# Tides and pompano fishing



## Bebee (May 27, 2013)

How much do the tides affect pompano fishing?


----------



## Penn720 (Nov 1, 2013)

I've met some people that say the tide has everything to do with pomp fishing. They say always fish 1 to 2 hours before and after high tide. Others say it really doesn't matter. That it's better in the morning and evening no matter when high tide is.

All I know is that I caught 7 Sat am with an incomming tide. Caught 4 Sunday (Easter) late afternoon on an outgoing tide; and caught 4 Monday am in the incomming tide. So if they're really running like they are now, and hopfully will be over the next few weeks, I don't think it matters too much, although that may change when the bite slows down in late May.


----------



## NoMoSurf (Oct 2, 2007)

I plan my fishin when I can, not around the tides. I have caught them on incoming, outgoing, low and high. I havent noticed a pattern of when it is best. I like to believe it is best the 1-2 hours after high tide.

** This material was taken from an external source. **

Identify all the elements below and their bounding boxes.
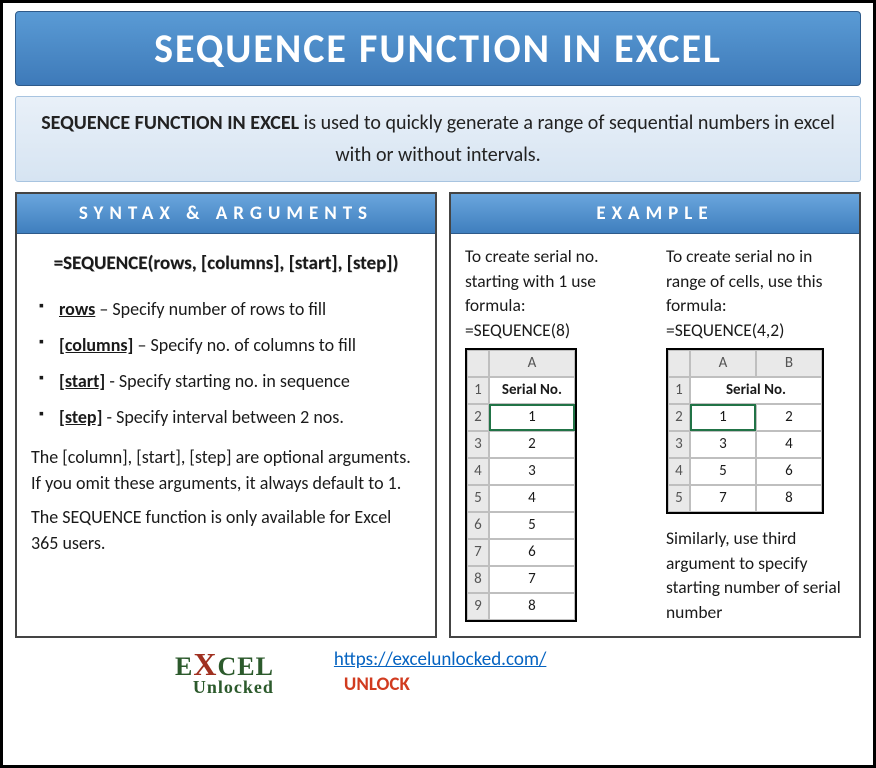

we were Pomp fishing this past Saturday and my wife caught 1 right at high tide. The folks next to us caught another about 45 mins later. None of us caught any more. we were there from 2 hours before til 5 hours after.


----------



## Chris V (Oct 18, 2007)

I've always preferred an incoming tide, especially the first two hours of it along with the last hour, but my favorite time to Pomp fish is when I can


----------